Today's challenge was an interesting one. We read two (here and here) articles about the church, and were to think about either joining a church, or becoming more involved in the church.
Growing up, I didn't fully enjoy church. Let's be honest - I hated it. My first church, I enjoyed... but I only went there until 2nd grade so that consisted of children's church. Changed churches. After that, I didn't like my sunday school or church. When I reached junior high, I finally started liking youth group. Then, we changed churches again. I liked church a little better, and fell in love with my sunday school and youth group. Changed again my senior year, and loved my youth group.
My first year of college I church-jumped, the little I went to church. But, now I am an official member of Hillside Christian Church. I love it there. I don't just get spiritually fed, I get stuffed. But, the part of the challenge that says "to get more involved" is ... challenging. As a college student, it's hard to have time to volunteer at the church to help with this and that, let alone even go to sunday school or college night. Part of the problem is, is I don't like going to these by myself - and I can't usually find anyone to go with to either events.

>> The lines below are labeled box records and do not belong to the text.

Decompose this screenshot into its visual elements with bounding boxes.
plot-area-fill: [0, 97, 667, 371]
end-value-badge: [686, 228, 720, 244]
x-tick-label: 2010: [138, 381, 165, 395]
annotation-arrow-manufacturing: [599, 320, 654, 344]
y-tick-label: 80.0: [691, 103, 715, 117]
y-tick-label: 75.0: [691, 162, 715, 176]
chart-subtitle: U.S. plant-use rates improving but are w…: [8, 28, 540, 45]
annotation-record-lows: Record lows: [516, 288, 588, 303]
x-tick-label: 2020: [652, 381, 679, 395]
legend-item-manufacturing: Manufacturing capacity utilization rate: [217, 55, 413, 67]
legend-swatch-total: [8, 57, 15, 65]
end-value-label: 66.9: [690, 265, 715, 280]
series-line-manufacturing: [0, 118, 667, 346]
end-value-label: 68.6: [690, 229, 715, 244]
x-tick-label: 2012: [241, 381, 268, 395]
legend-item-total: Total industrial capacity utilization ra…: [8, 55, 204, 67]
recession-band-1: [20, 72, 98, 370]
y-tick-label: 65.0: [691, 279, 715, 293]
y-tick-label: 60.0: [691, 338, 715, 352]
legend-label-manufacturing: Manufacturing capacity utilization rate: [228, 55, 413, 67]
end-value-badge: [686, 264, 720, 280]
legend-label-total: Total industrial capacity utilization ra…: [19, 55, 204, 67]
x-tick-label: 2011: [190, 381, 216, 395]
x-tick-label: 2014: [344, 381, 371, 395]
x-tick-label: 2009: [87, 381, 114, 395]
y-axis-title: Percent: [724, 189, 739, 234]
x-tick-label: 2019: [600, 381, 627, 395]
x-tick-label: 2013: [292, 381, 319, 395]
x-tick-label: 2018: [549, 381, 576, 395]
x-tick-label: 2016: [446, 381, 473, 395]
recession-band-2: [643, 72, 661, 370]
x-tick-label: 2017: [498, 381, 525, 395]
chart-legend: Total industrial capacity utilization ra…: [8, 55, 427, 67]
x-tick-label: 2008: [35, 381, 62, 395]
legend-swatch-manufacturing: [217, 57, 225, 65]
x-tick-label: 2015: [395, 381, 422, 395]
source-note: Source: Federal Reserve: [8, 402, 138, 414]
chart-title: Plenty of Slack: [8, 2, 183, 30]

The first article talked about how WE are to reach our own generation. This last year I counted my BSM activities almost a substitute for sunday school and college night. I had Bible study, leadership lunch, free lunch, international lunch, worship and late night, prayer retreats, etc. Am I just in saying that? I don't know. I'm reaching people on my campus, which is my generation. And we are to "be the church"... but I'm not sure if my substitution just means I'm being lazy? It's not that I don't want to contribute to the church - and I know the article said that church shouldn't be worked around our schedule, but church should be the focus - but I don't really have time.
God doesn't need me. But I need the church. And I want "my passions to be Jesus' passions."
"The first Christian churches were characterized by intense community, selfless giving and overflowing love." I don't see this very much in the church, or in us. Maybe one of those more than the other, but in reality, all three should be there.